Dialogue belongs to the private realm, being a conversation, a thoughtful exchange between two or more people. Often, but not always, dialogue is a function limited to small groups and social intimates. It has no goal other than the communication itself, the sharing of a personal experience or an insight, or the attainment of the bond that results from a mutual airing of differences. It has relevance in business and political settings, too. But it is personhood, not persuasion, that chiefly characterizes dialogue. Such was the outcome sought at the Interrupt Silence meeting last Wednesday night, I gather.
By contrast, the debate that the Editor is calling for is an entirely different sort of discourse. Despite connotations of contentiousness and controversy, the essence of debate is a public deliberation over the truth of a certain proposition or course of action. The challenge of articulating our views in public leads to greater clarity of thought and to the fulfillment of our true visions. The Editor wants, in his own words, "a rigorous, deliberative atmosphere on campus." Here the desired emphasis is the opposite of dialogue; it's on persuasion, not personhood, and the venue for that is a forum where issues can be debated and a new course of action set.
Fair enough. For whatever reason, the Editor values the experience of public discussion of issues over the sharing which occurs in dialogues. That is his preference. By the same token, for their personal reasons, the students prefer the dialogue as a setting for airing their grievances. But people shouldn't expect the private setting to meet the goals of a public event, or vice versa. The Editor makes a mistake when expecting dialogues to be other than—well, dialogues. And the students are mistaken when they haven't recognized that the next step after dialogue is to bring their grievances to the level of a community arena where they can be deliberated upon publicly. Each has an indispensable place in the process, but they are not at all the same thing.
There is a point at which the private sharing of feelings needs to evolve into a public discussion of issues. But this does not happen automatically. At some point, a solidarity meeting has to draw some conclusions and decide who to approach about making changes in the environment. Then, at the moment they bring this issue to the institutional authority, it becomes a public discussion. In the meantime, dialogue should not be disparaged. This is the common route of progress.
However, it can also progress southward, as the emotionally damaging exchanges so far demonstrate. The bitterness of the conflict is something to be deplored as very unfortunate—and unnecessary.

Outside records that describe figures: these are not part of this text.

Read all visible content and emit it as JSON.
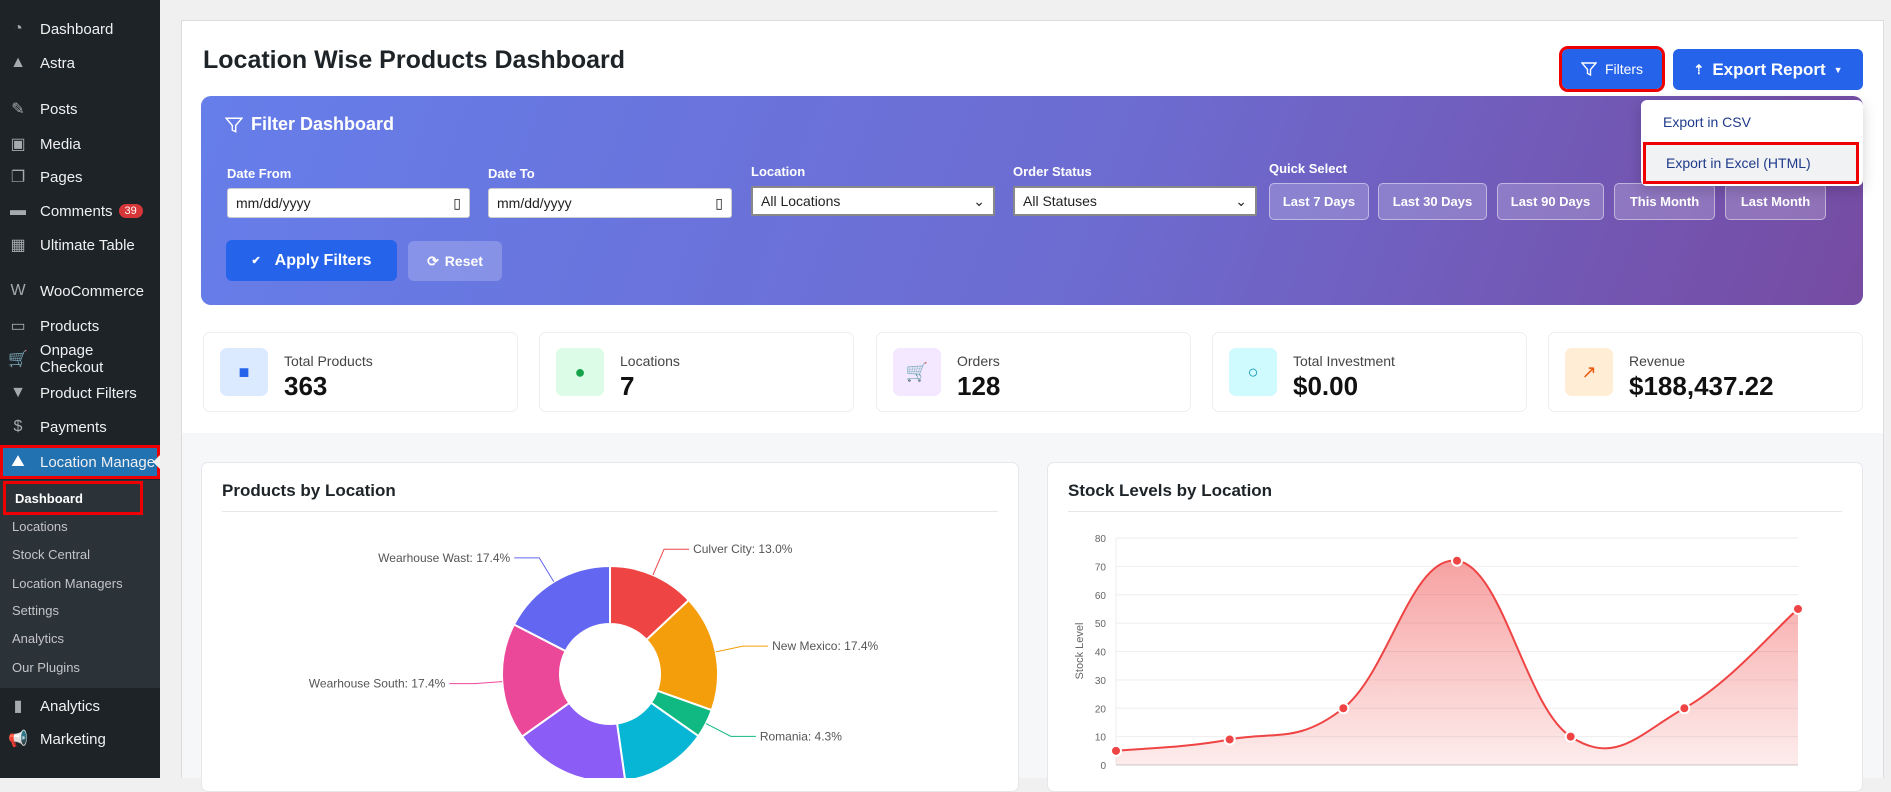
{
  "sidebar": {
    "items": [
      {
        "label": "Dashboard",
        "icon": "gauge-icon"
      },
      {
        "label": "Astra",
        "icon": "astra-icon"
      },
      {
        "label": "Posts",
        "icon": "pin-icon"
      },
      {
        "label": "Media",
        "icon": "media-icon"
      },
      {
        "label": "Pages",
        "icon": "pages-icon"
      },
      {
        "label": "Comments",
        "icon": "comment-icon",
        "badge": "39"
      },
      {
        "label": "Ultimate Table",
        "icon": "table-icon"
      },
      {
        "label": "WooCommerce",
        "icon": "woo-icon"
      },
      {
        "label": "Products",
        "icon": "archive-icon"
      },
      {
        "label": "Onpage Checkout",
        "icon": "cart-icon"
      },
      {
        "label": "Product Filters",
        "icon": "filter-icon"
      },
      {
        "label": "Payments",
        "icon": "dollar-icon"
      },
      {
        "label": "Location Manage",
        "icon": "map-icon",
        "active": true
      },
      {
        "label": "Analytics",
        "icon": "bar-chart-icon"
      },
      {
        "label": "Marketing",
        "icon": "megaphone-icon"
      }
    ],
    "submenu": [
      "Dashboard",
      "Locations",
      "Stock Central",
      "Location Managers",
      "Settings",
      "Analytics",
      "Our Plugins"
    ]
  },
  "header": {
    "title": "Location Wise Products Dashboard",
    "filters_label": "Filters",
    "export_label": "Export Report",
    "export_menu": [
      "Export in CSV",
      "Export in Excel (HTML)"
    ]
  },
  "filter": {
    "title": "Filter Dashboard",
    "date_from_label": "Date From",
    "date_from_placeholder": "mm/dd/yyyy",
    "date_to_label": "Date To",
    "date_to_placeholder": "mm/dd/yyyy",
    "location_label": "Location",
    "location_value": "All Locations",
    "status_label": "Order Status",
    "status_value": "All Statuses",
    "quick_label": "Quick Select",
    "quick": [
      "Last 7 Days",
      "Last 30 Days",
      "Last 90 Days",
      "This Month",
      "Last Month"
    ],
    "apply_label": "Apply Filters",
    "reset_label": "Reset"
  },
  "stats": [
    {
      "label": "Total Products",
      "value": "363",
      "icon": "box-icon",
      "color": "#2563eb",
      "bg": "#dbeafe"
    },
    {
      "label": "Locations",
      "value": "7",
      "icon": "map-pin-icon",
      "color": "#16a34a",
      "bg": "#dcfce7"
    },
    {
      "label": "Orders",
      "value": "128",
      "icon": "cart-icon",
      "color": "#9333ea",
      "bg": "#f3e8ff"
    },
    {
      "label": "Total Investment",
      "value": "$0.00",
      "icon": "circle-icon",
      "color": "#0891b2",
      "bg": "#cffafe"
    },
    {
      "label": "Revenue",
      "value": "$188,437.22",
      "icon": "line-chart-icon",
      "color": "#ea580c",
      "bg": "#ffedd5"
    }
  ],
  "chart_data": [
    {
      "type": "pie",
      "title": "Products by Location",
      "donut": true,
      "slices": [
        {
          "label": "Culver City",
          "value": 13.0,
          "color": "#ef4444"
        },
        {
          "label": "New Mexico",
          "value": 17.4,
          "color": "#f59e0b"
        },
        {
          "label": "Romania",
          "value": 4.3,
          "color": "#10b981"
        },
        {
          "label": "",
          "value": 13.0,
          "color": "#06b6d4"
        },
        {
          "label": "",
          "value": 17.4,
          "color": "#8b5cf6"
        },
        {
          "label": "Wearhouse South",
          "value": 17.4,
          "color": "#ec4899"
        },
        {
          "label": "Wearhouse Wast",
          "value": 17.4,
          "color": "#6366f1"
        }
      ]
    },
    {
      "type": "area",
      "title": "Stock Levels by Location",
      "ylabel": "Stock Level",
      "ylim": [
        0,
        80
      ],
      "yticks": [
        0,
        10,
        20,
        30,
        40,
        50,
        60,
        70,
        80
      ],
      "values": [
        5,
        9,
        20,
        72,
        10,
        20,
        55
      ],
      "color": "#ef4444",
      "grid": true
    }
  ]
}
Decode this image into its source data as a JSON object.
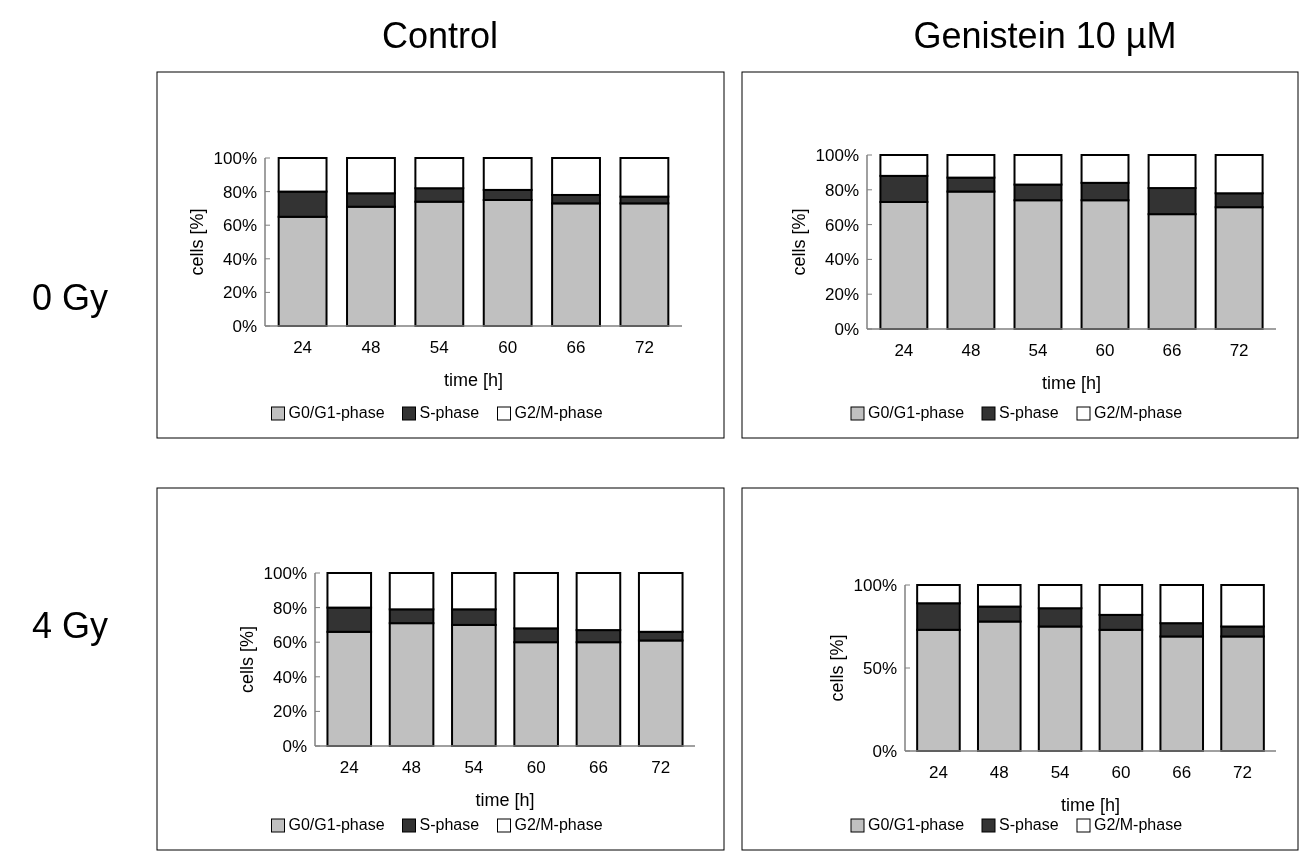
{
  "chart_data": [
    {
      "type": "bar",
      "title": "Control",
      "annotations": [
        "0 Gy"
      ],
      "xlabel": "time [h]",
      "ylabel": "cells [%]",
      "categories": [
        "24",
        "48",
        "54",
        "60",
        "66",
        "72"
      ],
      "stacked": true,
      "legend": "bottom",
      "ylim": [
        0,
        100
      ],
      "yticks": [
        {
          "value": 0,
          "label": "0%"
        },
        {
          "value": 20,
          "label": "20%"
        },
        {
          "value": 40,
          "label": "40%"
        },
        {
          "value": 60,
          "label": "60%"
        },
        {
          "value": 80,
          "label": "80%"
        },
        {
          "value": 100,
          "label": "100%"
        }
      ],
      "series": [
        {
          "name": "G0/G1-phase",
          "color": "#c0c0c0",
          "values": [
            65,
            71,
            74,
            75,
            73,
            73
          ]
        },
        {
          "name": "S-phase",
          "color": "#333333",
          "values": [
            15,
            8,
            8,
            6,
            5,
            4
          ]
        },
        {
          "name": "G2/M-phase",
          "color": "#ffffff",
          "values": [
            20,
            21,
            18,
            19,
            22,
            23
          ]
        }
      ]
    },
    {
      "type": "bar",
      "title": "Genistein 10 µM",
      "xlabel": "time [h]",
      "ylabel": "cells [%]",
      "categories": [
        "24",
        "48",
        "54",
        "60",
        "66",
        "72"
      ],
      "stacked": true,
      "legend": "bottom",
      "ylim": [
        0,
        100
      ],
      "yticks": [
        {
          "value": 0,
          "label": "0%"
        },
        {
          "value": 20,
          "label": "20%"
        },
        {
          "value": 40,
          "label": "40%"
        },
        {
          "value": 60,
          "label": "60%"
        },
        {
          "value": 80,
          "label": "80%"
        },
        {
          "value": 100,
          "label": "100%"
        }
      ],
      "series": [
        {
          "name": "G0/G1-phase",
          "color": "#c0c0c0",
          "values": [
            73,
            79,
            74,
            74,
            66,
            70
          ]
        },
        {
          "name": "S-phase",
          "color": "#333333",
          "values": [
            15,
            8,
            9,
            10,
            15,
            8
          ]
        },
        {
          "name": "G2/M-phase",
          "color": "#ffffff",
          "values": [
            12,
            13,
            17,
            16,
            19,
            22
          ]
        }
      ]
    },
    {
      "type": "bar",
      "annotations": [
        "4 Gy"
      ],
      "xlabel": "time [h]",
      "ylabel": "cells [%]",
      "categories": [
        "24",
        "48",
        "54",
        "60",
        "66",
        "72"
      ],
      "stacked": true,
      "legend": "bottom",
      "ylim": [
        0,
        100
      ],
      "yticks": [
        {
          "value": 0,
          "label": "0%"
        },
        {
          "value": 20,
          "label": "20%"
        },
        {
          "value": 40,
          "label": "40%"
        },
        {
          "value": 60,
          "label": "60%"
        },
        {
          "value": 80,
          "label": "80%"
        },
        {
          "value": 100,
          "label": "100%"
        }
      ],
      "series": [
        {
          "name": "G0/G1-phase",
          "color": "#c0c0c0",
          "values": [
            66,
            71,
            70,
            60,
            60,
            61
          ]
        },
        {
          "name": "S-phase",
          "color": "#333333",
          "values": [
            14,
            8,
            9,
            8,
            7,
            5
          ]
        },
        {
          "name": "G2/M-phase",
          "color": "#ffffff",
          "values": [
            20,
            21,
            21,
            32,
            33,
            34
          ]
        }
      ]
    },
    {
      "type": "bar",
      "xlabel": "time [h]",
      "ylabel": "cells [%]",
      "categories": [
        "24",
        "48",
        "54",
        "60",
        "66",
        "72"
      ],
      "stacked": true,
      "legend": "bottom",
      "ylim": [
        0,
        100
      ],
      "yticks": [
        {
          "value": 0,
          "label": "0%"
        },
        {
          "value": 50,
          "label": "50%"
        },
        {
          "value": 100,
          "label": "100%"
        }
      ],
      "series": [
        {
          "name": "G0/G1-phase",
          "color": "#c0c0c0",
          "values": [
            73,
            78,
            75,
            73,
            69,
            69
          ]
        },
        {
          "name": "S-phase",
          "color": "#333333",
          "values": [
            16,
            9,
            11,
            9,
            8,
            6
          ]
        },
        {
          "name": "G2/M-phase",
          "color": "#ffffff",
          "values": [
            11,
            13,
            14,
            18,
            23,
            25
          ]
        }
      ]
    }
  ]
}
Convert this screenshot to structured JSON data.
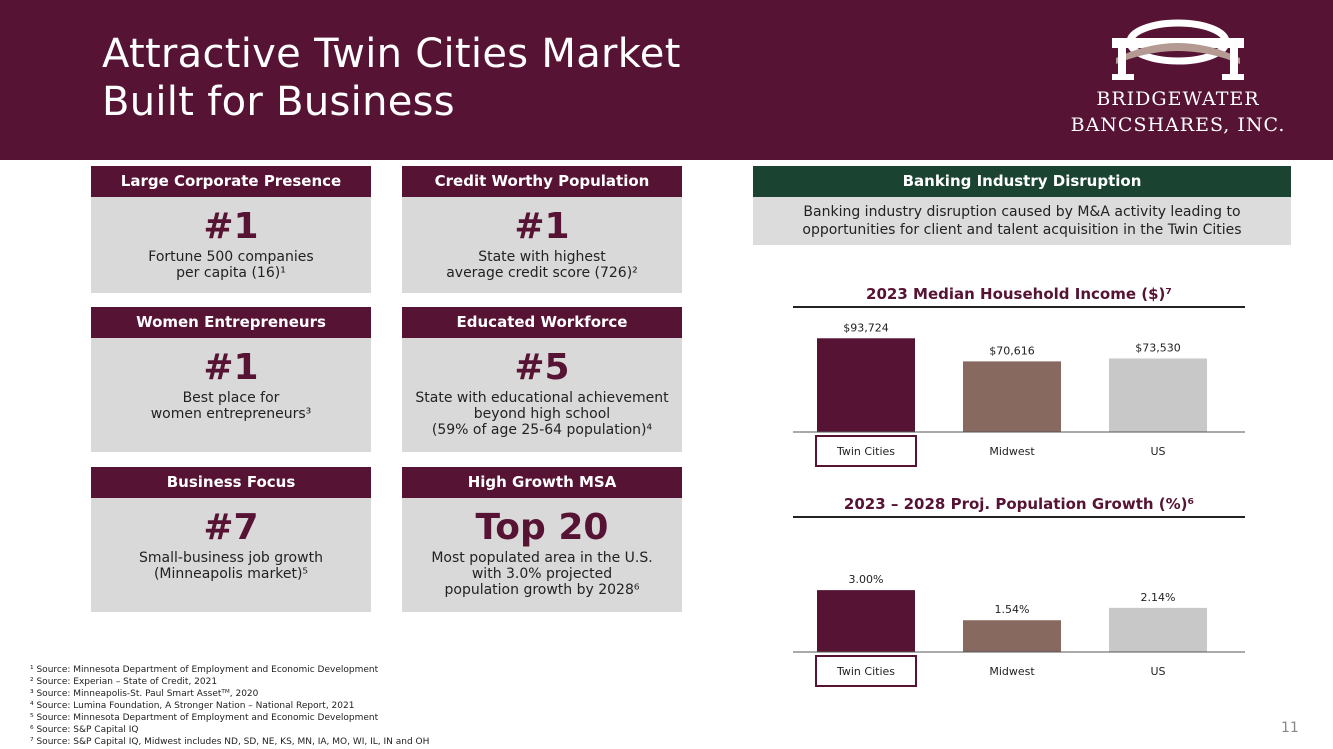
{
  "header": {
    "title_line1": "Attractive Twin Cities Market",
    "title_line2": "Built for Business",
    "logo_line1": "BRIDGEWATER",
    "logo_line2": "BANCSHARES, INC."
  },
  "cards": [
    {
      "heading": "Large Corporate Presence",
      "rank": "#1",
      "lines": [
        "Fortune 500 companies",
        "per capita (16)¹"
      ]
    },
    {
      "heading": "Credit Worthy Population",
      "rank": "#1",
      "lines": [
        "State with highest",
        "average credit score (726)²"
      ]
    },
    {
      "heading": "Women Entrepreneurs",
      "rank": "#1",
      "lines": [
        "Best place for",
        "women entrepreneurs³"
      ]
    },
    {
      "heading": "Educated Workforce",
      "rank": "#5",
      "lines": [
        "State with educational achievement",
        "beyond high school",
        "(59% of age 25-64 population)⁴"
      ]
    },
    {
      "heading": "Business Focus",
      "rank": "#7",
      "lines": [
        "Small-business job growth",
        "(Minneapolis market)⁵"
      ]
    },
    {
      "heading": "High Growth MSA",
      "rank": "Top 20",
      "lines": [
        "Most populated area in the U.S.",
        "with 3.0% projected",
        "population growth by 2028⁶"
      ]
    }
  ],
  "disruption": {
    "heading": "Banking Industry Disruption",
    "line1": "Banking industry disruption caused by M&A activity leading to",
    "line2": "opportunities for client and talent acquisition in the Twin Cities"
  },
  "chart_data": [
    {
      "type": "bar",
      "title": "2023 Median Household Income ($)⁷",
      "categories": [
        "Twin Cities",
        "Midwest",
        "US"
      ],
      "values": [
        93724,
        70616,
        73530
      ],
      "labels": [
        "$93,724",
        "$70,616",
        "$73,530"
      ],
      "colors": [
        "#561334",
        "#87695f",
        "#c8c8c8"
      ],
      "highlight": "Twin Cities",
      "ylim": [
        0,
        100000
      ]
    },
    {
      "type": "bar",
      "title": "2023 – 2028 Proj. Population Growth (%)⁶",
      "categories": [
        "Twin Cities",
        "Midwest",
        "US"
      ],
      "values": [
        3.0,
        1.54,
        2.14
      ],
      "labels": [
        "3.00%",
        "1.54%",
        "2.14%"
      ],
      "colors": [
        "#561334",
        "#87695f",
        "#c8c8c8"
      ],
      "highlight": "Twin Cities",
      "ylim": [
        0,
        3.2
      ]
    }
  ],
  "footnotes": [
    "¹ Source: Minnesota Department of Employment and Economic Development",
    "² Source: Experian – State of Credit, 2021",
    "³ Source: Minneapolis-St. Paul Smart Assetᵀᴹ, 2020",
    "⁴ Source: Lumina Foundation, A Stronger Nation – National Report, 2021",
    "⁵ Source: Minnesota Department of Employment and Economic Development",
    "⁶ Source: S&P Capital IQ",
    "⁷ Source: S&P Capital IQ, Midwest includes ND, SD, NE, KS, MN, IA, MO, WI, IL, IN and OH"
  ],
  "page_number": "11"
}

By my analysis, it is a direct result of all parties indulging in the written expression, which is public expression, of undigested opining way outside of the private boundaries of our minds and living rooms. Casting aspersions and attributing motivations to people, some done under cover of anonymity, constituted a high percentage of this communication.
Neither dialogue nor debate need entail such antagonism. The virtue common to both private and public discourse is listening, and better still, deep listening. Actually, it turns out, both our Editor and the students want to break the Silence and have people speak in a safe environment. But then, everyone also has to be prepared to listen. It signals that you are inviting someone into public friendship (as distinct from "friending" someone). I think what we really want is not so much to "belong" to an institution as to belong to each other in this significant way. That's what I want, anyway. And I believe we can. That's when an institution becomes a community.